We can’t talk speed without discussing the first step. The classic cone explosion drill is good, but I add a reactive element. You set up in a triple-threat stance facing a partner. They point left or right, and you must explode past a cone in that direction, then immediately decelerate and retreat. The key is the “go” signal being visual, not verbal. It trains the fast-twitch, visual-reactive burst that beats your defender on a live play. For rebounding speed, I love the “tap-out” circuit. Position yourself in the paint, toss the ball off the backboard, jump, tap it back up, land, and immediately jump again to secure it. Do this for three consecutive jumps. It’s about that second and third effort and training your hands to be quick at the apex of your jump, not just on the way up. My least favorite drill that I still mandate is the full-court, dribble-at-max-speed layup. One ball, from baseline to baseline, finishing with a layup, then immediately turning and doing it back. The rule is you must dribble as fast as you can while maintaining control. Most players discover their “top speed” dribble is much slower than their sprint speed. The goal is to close that gap. Do five reps, rest 90 seconds, and repeat for three sets. It’s a gut check.

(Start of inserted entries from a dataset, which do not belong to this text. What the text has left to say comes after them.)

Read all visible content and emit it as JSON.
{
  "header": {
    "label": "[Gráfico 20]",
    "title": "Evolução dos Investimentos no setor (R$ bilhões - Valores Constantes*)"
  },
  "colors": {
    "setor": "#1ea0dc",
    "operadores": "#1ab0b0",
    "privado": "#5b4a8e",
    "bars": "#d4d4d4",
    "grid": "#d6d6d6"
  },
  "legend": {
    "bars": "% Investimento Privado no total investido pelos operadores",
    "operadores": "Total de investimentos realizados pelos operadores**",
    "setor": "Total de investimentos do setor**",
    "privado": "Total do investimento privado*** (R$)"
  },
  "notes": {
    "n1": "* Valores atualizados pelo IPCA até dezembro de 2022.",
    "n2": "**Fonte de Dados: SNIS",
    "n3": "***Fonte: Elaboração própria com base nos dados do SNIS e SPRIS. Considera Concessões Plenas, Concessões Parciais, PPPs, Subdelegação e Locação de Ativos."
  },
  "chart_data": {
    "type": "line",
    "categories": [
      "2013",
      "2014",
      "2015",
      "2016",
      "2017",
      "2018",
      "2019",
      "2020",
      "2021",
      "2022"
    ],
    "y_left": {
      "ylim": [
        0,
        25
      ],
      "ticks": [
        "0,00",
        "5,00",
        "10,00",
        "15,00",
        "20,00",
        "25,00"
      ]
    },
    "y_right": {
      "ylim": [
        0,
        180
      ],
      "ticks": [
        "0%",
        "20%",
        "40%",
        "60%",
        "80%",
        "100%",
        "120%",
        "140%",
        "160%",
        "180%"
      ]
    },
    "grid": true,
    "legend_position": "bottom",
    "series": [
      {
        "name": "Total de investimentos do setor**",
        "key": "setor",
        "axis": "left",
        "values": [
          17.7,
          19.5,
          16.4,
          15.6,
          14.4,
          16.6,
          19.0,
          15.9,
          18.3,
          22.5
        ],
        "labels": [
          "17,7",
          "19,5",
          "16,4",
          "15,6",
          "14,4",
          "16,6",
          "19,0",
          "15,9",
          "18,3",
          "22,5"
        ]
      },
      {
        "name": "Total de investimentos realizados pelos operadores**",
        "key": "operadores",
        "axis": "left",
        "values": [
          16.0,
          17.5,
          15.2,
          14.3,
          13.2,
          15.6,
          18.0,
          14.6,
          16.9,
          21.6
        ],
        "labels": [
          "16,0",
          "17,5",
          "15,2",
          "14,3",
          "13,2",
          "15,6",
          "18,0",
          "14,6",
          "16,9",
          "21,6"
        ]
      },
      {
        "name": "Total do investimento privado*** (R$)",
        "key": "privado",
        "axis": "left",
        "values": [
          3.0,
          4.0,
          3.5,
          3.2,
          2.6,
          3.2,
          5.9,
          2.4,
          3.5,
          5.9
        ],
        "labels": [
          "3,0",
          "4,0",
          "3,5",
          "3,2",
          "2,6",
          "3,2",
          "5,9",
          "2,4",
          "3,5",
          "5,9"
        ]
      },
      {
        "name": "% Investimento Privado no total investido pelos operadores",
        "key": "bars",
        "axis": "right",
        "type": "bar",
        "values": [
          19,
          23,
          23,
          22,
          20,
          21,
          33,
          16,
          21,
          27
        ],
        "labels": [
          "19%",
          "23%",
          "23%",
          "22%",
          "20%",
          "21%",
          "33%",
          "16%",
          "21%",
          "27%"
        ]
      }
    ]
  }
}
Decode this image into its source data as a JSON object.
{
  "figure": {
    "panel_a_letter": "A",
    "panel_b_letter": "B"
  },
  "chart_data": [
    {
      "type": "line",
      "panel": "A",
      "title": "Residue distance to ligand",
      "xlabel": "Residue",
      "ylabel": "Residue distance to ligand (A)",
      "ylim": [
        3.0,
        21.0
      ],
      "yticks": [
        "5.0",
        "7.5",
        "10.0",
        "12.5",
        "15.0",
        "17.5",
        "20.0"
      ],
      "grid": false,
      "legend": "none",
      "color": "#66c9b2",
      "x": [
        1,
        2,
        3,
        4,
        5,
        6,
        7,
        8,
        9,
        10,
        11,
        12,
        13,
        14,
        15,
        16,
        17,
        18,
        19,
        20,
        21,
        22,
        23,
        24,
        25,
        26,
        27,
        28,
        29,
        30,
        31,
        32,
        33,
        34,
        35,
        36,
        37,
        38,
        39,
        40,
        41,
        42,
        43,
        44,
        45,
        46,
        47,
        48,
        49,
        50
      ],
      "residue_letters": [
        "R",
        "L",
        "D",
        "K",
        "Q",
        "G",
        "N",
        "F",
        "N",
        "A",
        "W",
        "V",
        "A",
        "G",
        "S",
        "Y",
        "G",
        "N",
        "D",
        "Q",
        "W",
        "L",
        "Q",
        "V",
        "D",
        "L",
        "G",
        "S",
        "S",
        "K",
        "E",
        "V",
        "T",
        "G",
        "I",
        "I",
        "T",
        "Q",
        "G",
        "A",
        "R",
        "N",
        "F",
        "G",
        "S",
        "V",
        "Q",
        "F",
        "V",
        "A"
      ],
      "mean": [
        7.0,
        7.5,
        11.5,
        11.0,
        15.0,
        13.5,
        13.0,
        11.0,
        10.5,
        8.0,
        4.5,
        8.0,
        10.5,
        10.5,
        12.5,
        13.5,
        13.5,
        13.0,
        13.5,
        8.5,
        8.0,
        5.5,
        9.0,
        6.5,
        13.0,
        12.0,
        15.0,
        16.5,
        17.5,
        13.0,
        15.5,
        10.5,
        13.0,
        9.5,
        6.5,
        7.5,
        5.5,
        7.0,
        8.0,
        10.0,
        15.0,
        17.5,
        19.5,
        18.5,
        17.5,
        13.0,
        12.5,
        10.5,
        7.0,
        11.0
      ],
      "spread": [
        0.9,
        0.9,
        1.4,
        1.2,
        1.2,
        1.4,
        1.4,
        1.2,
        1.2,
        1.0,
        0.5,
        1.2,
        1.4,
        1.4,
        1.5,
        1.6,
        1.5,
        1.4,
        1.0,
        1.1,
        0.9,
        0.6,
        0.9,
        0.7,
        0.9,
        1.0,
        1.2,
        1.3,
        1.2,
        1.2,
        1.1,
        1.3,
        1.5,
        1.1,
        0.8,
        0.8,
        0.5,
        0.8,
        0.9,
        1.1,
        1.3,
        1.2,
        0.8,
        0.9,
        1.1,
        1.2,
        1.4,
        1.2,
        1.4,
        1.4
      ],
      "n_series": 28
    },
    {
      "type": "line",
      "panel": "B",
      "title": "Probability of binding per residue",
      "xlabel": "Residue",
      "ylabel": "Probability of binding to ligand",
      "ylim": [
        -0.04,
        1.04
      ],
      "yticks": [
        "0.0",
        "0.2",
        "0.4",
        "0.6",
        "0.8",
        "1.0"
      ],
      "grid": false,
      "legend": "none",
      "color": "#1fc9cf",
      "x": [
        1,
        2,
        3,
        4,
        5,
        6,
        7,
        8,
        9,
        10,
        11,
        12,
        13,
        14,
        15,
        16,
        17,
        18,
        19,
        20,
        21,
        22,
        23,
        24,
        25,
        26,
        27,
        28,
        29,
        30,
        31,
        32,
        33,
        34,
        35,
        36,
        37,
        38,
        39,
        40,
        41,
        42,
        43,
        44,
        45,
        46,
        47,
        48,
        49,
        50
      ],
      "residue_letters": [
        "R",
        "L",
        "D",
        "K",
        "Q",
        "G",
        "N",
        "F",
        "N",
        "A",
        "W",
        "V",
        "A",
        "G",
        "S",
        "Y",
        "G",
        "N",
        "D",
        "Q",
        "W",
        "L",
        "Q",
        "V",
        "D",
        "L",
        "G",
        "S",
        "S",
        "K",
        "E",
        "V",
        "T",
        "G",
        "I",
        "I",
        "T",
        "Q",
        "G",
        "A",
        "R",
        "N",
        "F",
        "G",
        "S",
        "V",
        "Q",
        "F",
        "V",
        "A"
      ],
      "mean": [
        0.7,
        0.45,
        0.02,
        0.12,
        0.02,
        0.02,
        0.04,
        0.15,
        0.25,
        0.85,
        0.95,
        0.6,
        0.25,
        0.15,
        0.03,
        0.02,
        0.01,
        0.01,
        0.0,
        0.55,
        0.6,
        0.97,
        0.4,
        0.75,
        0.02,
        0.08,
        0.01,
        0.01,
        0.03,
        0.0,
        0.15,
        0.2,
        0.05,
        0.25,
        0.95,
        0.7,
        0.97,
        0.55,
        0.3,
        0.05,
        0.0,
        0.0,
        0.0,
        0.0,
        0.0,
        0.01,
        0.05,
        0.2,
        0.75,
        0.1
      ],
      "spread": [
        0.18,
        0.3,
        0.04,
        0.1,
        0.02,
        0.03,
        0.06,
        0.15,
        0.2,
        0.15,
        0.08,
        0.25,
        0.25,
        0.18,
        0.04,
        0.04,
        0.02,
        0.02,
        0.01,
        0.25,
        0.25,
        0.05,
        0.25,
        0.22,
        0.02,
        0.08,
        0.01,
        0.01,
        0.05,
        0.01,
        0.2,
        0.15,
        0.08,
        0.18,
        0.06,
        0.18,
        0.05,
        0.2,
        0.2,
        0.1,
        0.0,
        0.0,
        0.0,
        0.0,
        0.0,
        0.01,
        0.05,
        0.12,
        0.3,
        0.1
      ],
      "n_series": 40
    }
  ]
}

Ultimately, increasing your game speed isn’t about a single magical drill. It’s a mindset cultivated through deliberate, integrated, and cognitively challenging practice. It’s about practicing tired, practicing with distractions, and practicing with a stopwatch. When I saw Perkins put up that efficient 19-point game to break a losing streak, I didn’t just see a good shooter; I saw a player operating on a faster cognitive and physical clock than his opponents that night. He got to his spots quicker, released the ball faster, and made decisions a split-second sooner. That’s the blueprint. By incorporating these seven drills—focusing on transition, two-way agility, cognitive dribbling, pressured shooting, reactive first steps, quick-jump rebounds, and full-court speed dribbling—you’re not just running lines. You’re engineering your nervous system and your skillset for the high-speed reality of the game. Start slow to learn the movements, but then you have to push the tempo in practice relentlessly. The game won’t wait for you, and as Perkins showed, sometimes the entire outcome hinges on who can play just a little bit faster.